To revel in 'success' after 'success'; 'victory' after 'victory' 'triumph' after 'triumph' is to be spiritually blind to the truism that success, sometimes can be burdensome. Victory, sometimes can end up as Phyrric victory. Triumph, the procession, sometimes, hollow put-up by sycophants. plentitude of 'success' or victory can like plentitude of good 'constipate'. But while constipation by food can be corrected with the appropriate medication; 'constipation' by 'success'/victory' has no cure.

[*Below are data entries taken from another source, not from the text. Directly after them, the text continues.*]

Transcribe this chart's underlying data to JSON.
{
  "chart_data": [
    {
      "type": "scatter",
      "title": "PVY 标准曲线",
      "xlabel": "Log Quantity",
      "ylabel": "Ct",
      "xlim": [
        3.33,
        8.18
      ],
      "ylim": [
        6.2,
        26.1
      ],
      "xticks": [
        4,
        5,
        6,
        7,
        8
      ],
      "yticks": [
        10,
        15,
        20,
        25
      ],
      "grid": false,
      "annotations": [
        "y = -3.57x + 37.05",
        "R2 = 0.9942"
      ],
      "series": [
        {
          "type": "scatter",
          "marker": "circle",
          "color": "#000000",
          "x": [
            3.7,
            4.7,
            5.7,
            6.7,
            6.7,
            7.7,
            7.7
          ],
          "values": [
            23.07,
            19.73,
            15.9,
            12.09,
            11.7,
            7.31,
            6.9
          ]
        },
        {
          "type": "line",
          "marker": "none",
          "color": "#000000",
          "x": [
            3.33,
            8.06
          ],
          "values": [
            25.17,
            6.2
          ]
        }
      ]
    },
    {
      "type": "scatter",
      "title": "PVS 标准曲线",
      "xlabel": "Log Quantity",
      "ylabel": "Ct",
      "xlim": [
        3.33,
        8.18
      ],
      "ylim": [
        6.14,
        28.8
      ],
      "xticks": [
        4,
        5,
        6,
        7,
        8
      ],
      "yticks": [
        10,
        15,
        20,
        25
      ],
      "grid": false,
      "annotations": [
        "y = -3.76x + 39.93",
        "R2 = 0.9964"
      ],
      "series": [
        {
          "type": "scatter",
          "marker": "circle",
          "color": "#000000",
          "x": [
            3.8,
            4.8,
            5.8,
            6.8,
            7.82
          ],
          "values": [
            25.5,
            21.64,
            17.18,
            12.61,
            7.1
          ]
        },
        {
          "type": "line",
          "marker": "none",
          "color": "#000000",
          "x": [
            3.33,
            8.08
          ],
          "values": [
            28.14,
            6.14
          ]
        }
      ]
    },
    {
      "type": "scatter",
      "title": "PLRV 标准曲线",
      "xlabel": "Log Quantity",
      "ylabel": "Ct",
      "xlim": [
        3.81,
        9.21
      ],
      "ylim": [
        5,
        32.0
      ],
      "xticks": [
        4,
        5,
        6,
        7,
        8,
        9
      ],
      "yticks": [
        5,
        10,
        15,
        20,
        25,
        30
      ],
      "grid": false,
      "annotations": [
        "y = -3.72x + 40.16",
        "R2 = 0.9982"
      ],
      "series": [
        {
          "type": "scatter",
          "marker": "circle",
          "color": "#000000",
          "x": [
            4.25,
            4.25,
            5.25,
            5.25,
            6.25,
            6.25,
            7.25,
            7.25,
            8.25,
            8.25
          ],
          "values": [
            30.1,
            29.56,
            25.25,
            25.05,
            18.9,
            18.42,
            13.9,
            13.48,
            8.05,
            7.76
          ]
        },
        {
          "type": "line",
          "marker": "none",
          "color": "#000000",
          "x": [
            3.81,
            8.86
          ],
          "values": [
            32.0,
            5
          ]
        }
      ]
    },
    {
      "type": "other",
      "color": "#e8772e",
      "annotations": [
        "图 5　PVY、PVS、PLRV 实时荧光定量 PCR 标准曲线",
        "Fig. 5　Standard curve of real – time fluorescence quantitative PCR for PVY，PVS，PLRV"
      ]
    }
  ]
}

And its chronicity invariably degenerates into power absolutisms, a -penultimate stage to self-destruction.


A statesman has his eyes on the tomorrow. He is never intoxicated by power or position. A politician (especially the dirty type; and in Nigeria we have lots of them) lives only for today. He is prone to intoxication by power or position however, transient they are. Statesmen are always honourable men. Politicians are not always so. Some are honourable. Some, the majority especially in Nigeria, are self-serving horrible men. May the Almighty bless us with plenitude of statesman especially in these portentous times fraught with plenitude of potential destabilisers, nay demise starring us in the face (Amen).



Professor David-West lives in Ibadan.